To load additional nodes I use

USING PERIODIC COMMIT LOAD CSV WITH HEADERS FROM 'http://IP/bahamas_leaks.nodes.intermediary.csv
' AS line CREATE (:Intermediaries { name: line.name, internal_id: line.internal_id, address: line.address, valid_until: line.valid_until, country_codes: line.country_codes, countries: line.countries, status: line.status, node_id: toInt(line.node_id), sourceID: line.sourceID})

Its all importing right and can get data out correctly.....schema is in as understood.

Very strange.

I have the Enterprise Version on an AWS cluster.

OK looks like I have a partial import of the edge/relation now when I slow down the processing via the periodic commit

Maybe a bad character in the cvs input stream

Good to hear that. All is well that ends well!

INot quite solved yet. The output on the state of the import from Neo4j gives little clues on what the issue is. Looked at the input stream and cant find an issue. Very painful!

Looked at the data and it is clean no special chars.

Stops exactly on 6500 entries.

Now I am wondering if I am hitting an Neo4j limitation.

This looks to be a heap size issue limitation with Neo4j.

Will look to do the following.

Break up import sizes into multiple imports.

Increase Java and Neo4j heapsize.

Increase the periodic commit even further.

Looks like Neo4j tries to do everything in memory before committing...that will always be a limiting factor in any systems architecture esp when dealing with big data....they prob. should look at doing some of this via virtual memory

I will next work out how to use apoc.periodic.iterate to see if that helps

There's no mention of indexes or constraints here. If you were running into heap issues when using periodic commit CSV loading using MATCHes, more than likely you don't have indexes up on the label/property used for lookup, meaning for each row you're doing an entire label scan, which would explain the heap pressure.
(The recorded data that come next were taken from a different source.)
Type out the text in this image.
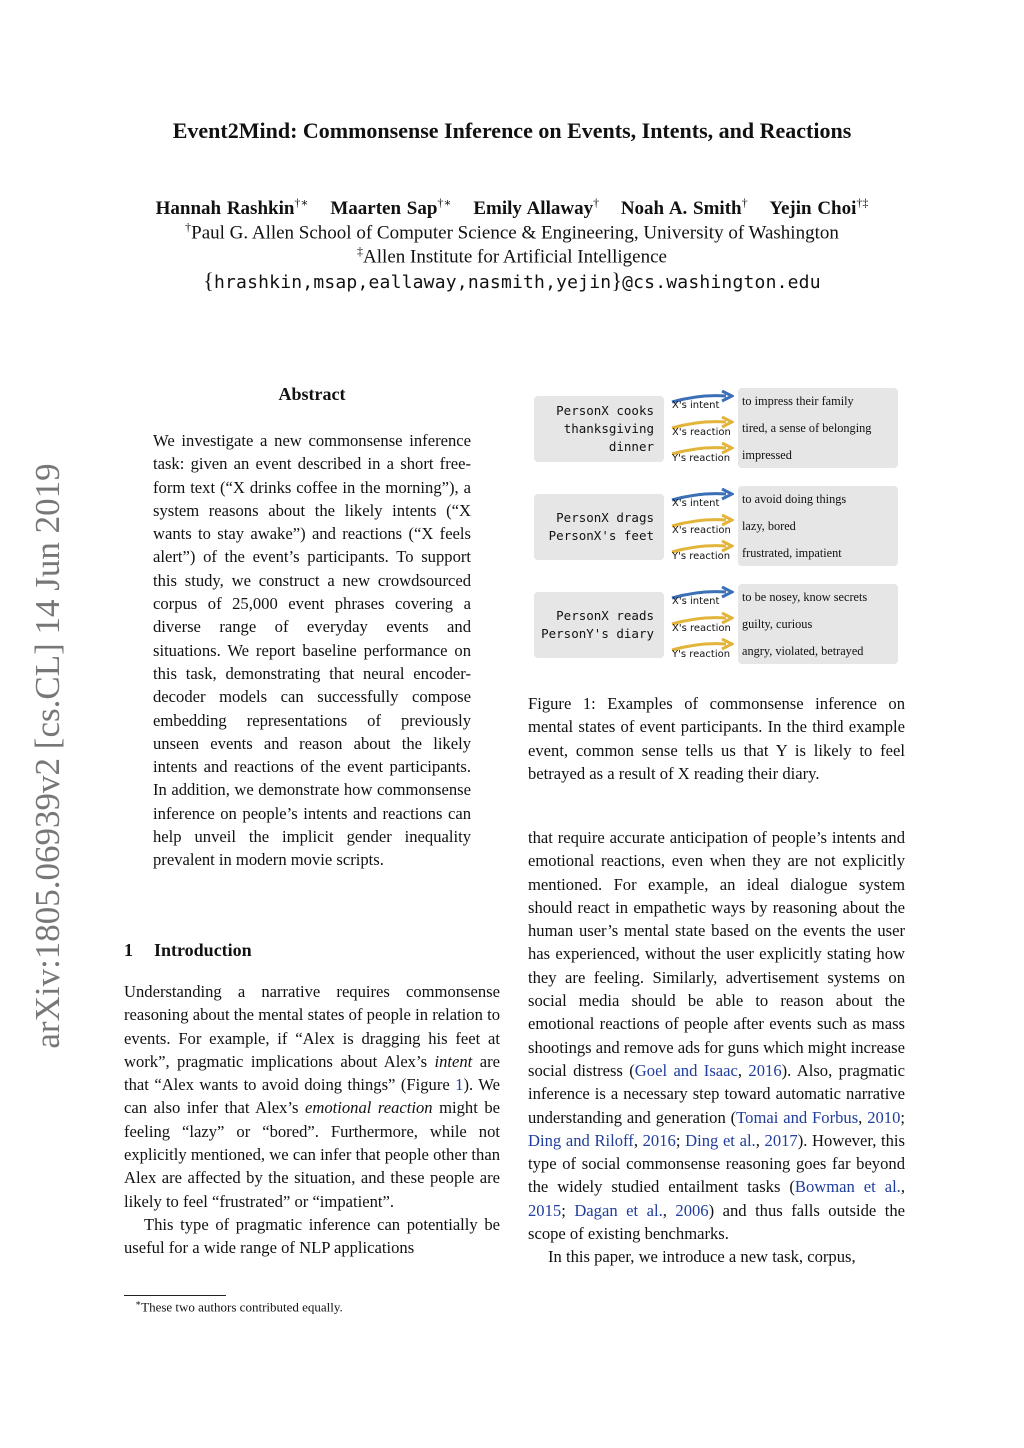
arXiv:1805.06939v2 [cs.CL] 14 Jun 2019
Event2Mind: Commonsense Inference on Events, Intents, and Reactions
Hannah Rashkin†∗ Maarten Sap†∗ Emily Allaway† Noah A. Smith† Yejin Choi†‡
†Paul G. Allen School of Computer Science & Engineering, University of Washington
‡Allen Institute for Artificial Intelligence
{hrashkin,msap,eallaway,nasmith,yejin}@cs.washington.edu
Abstract

We investigate a new commonsense inference task: given an event described in a short free-form text (“X drinks coffee in the morning”), a system reasons about the likely intents (“X wants to stay awake”) and reactions (“X feels alert”) of the event’s participants. To support this study, we construct a new crowdsourced corpus of 25,000 event phrases covering a diverse range of everyday events and situations. We report baseline performance on this task, demonstrating that neural encoder-decoder models can successfully compose embedding representations of previously unseen events and reason about the likely intents and reactions of the event participants. In addition, we demonstrate how commonsense inference on people’s intents and reactions can help unveil the implicit gender inequality prevalent in modern movie scripts.

1 Introduction

Understanding a narrative requires commonsense reasoning about the mental states of people in relation to events. For example, if “Alex is dragging his feet at work”, pragmatic implications about Alex’s intent are that “Alex wants to avoid doing things” (Figure 1). We can also infer that Alex’s emotional reaction might be feeling “lazy” or “bored”. Furthermore, while not explicitly mentioned, we can infer that people other than Alex are affected by the situation, and these people are likely to feel “frustrated” or “impatient”.

This type of pragmatic inference can potentially be useful for a wide range of NLP applications

∗These two authors contributed equally.
PersonX cooks
thanksgiving
dinner
X's intent
X's reaction
Y's reaction
to impress their family
tired, a sense of belonging
impressed
PersonX drags
PersonX's feet
X's intent
X's reaction
Y's reaction
to avoid doing things
lazy, bored
frustrated, impatient
PersonX reads
PersonY's diary
X's intent
X's reaction
Y's reaction
to be nosey, know secrets
guilty, curious
angry, violated, betrayed
Figure 1: Examples of commonsense inference on mental states of event participants. In the third example event, common sense tells us that Y is likely to feel betrayed as a result of X reading their diary.

that require accurate anticipation of people’s intents and emotional reactions, even when they are not explicitly mentioned. For example, an ideal dialogue system should react in empathetic ways by reasoning about the human user’s mental state based on the events the user has experienced, without the user explicitly stating how they are feeling. Similarly, advertisement systems on social media should be able to reason about the emotional reactions of people after events such as mass shootings and remove ads for guns which might increase social distress (Goel and Isaac, 2016). Also, pragmatic inference is a necessary step toward automatic narrative understanding and generation (Tomai and Forbus, 2010; Ding and Riloff, 2016; Ding et al., 2017). However, this type of social commonsense reasoning goes far beyond the widely studied entailment tasks (Bowman et al., 2015; Dagan et al., 2006) and thus falls outside the scope of existing benchmarks.

In this paper, we introduce a new task, corpus,
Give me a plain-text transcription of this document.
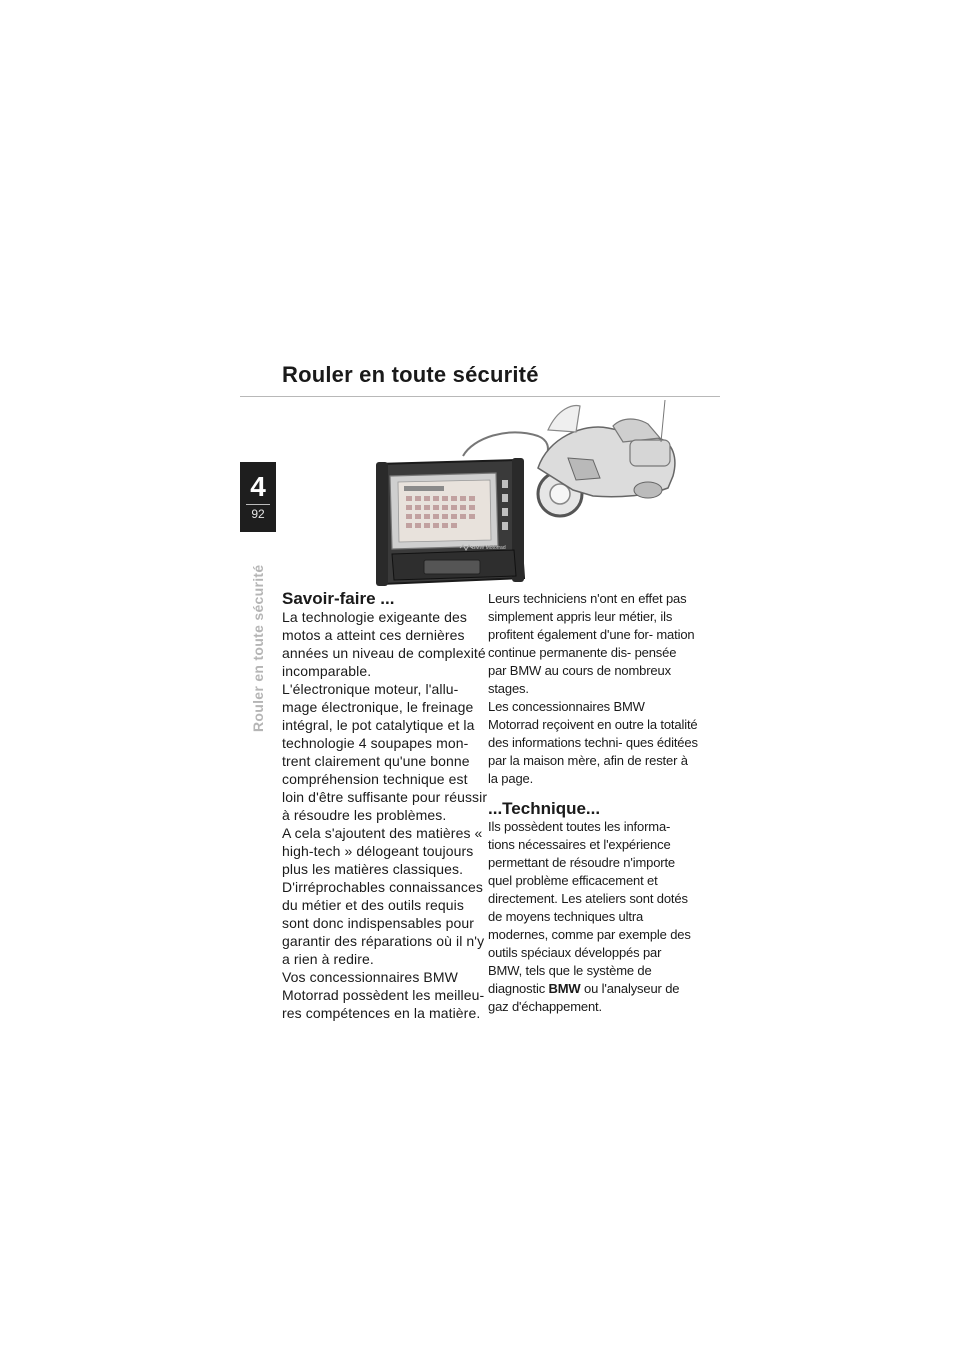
Rouler en toute sécurité
4
92
Rouler en toute sécurité
BMW Motorrad
Savoir-faire ...

La technologie exigeante des motos a atteint ces dernières années un niveau de complexité incomparable.

L'électronique moteur, l'allu- mage électronique, le freinage intégral, le pot catalytique et la technologie 4 soupapes mon- trent clairement qu'une bonne compréhension technique est loin d'être suffisante pour réussir à résoudre les problèmes.

A cela s'ajoutent des matières « high-tech » délogeant toujours plus les matières classiques.

D'irréprochables connaissances du métier et des outils requis sont donc indispensables pour garantir des réparations où il n'y a rien à redire.

Vos concessionnaires BMW Motorrad possèdent les meilleu- res compétences en la matière.

Leurs techniciens n'ont en effet pas simplement appris leur métier, ils profitent également d'une for- mation continue permanente dis- pensée par BMW au cours de nombreux stages.

Les concessionnaires BMW Motorrad reçoivent en outre la totalité des informations techni- ques éditées par la maison mère, afin de rester à la page.

...Technique...

Ils possèdent toutes les informa- tions nécessaires et l'expérience permettant de résoudre n'importe quel problème efficacement et directement. Les ateliers sont dotés de moyens techniques ultra modernes, comme par exemple des outils spéciaux développés par BMW, tels que le système de diagnostic BMW ou l'analyseur de gaz d'échappement.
Please use an EXPLAIN on your load query, and if you see NodeByLabelScan it means you aren't using index lookups, and should create indexes (or unique constraints) to make your matches quick and ease up heap pressure.

Hi Andrew,

OK understood.

I did start to look at the indexing over the weekend as I also thought that maybe an issue.

I will get this in place and feedback as required.

Thank you for the feedback.

All the Best
Mike

Hi Andrew,

Thank God!

It works and was fast!

Now I can move forward!

Thank you so much for that feedback.

All the Best
Mike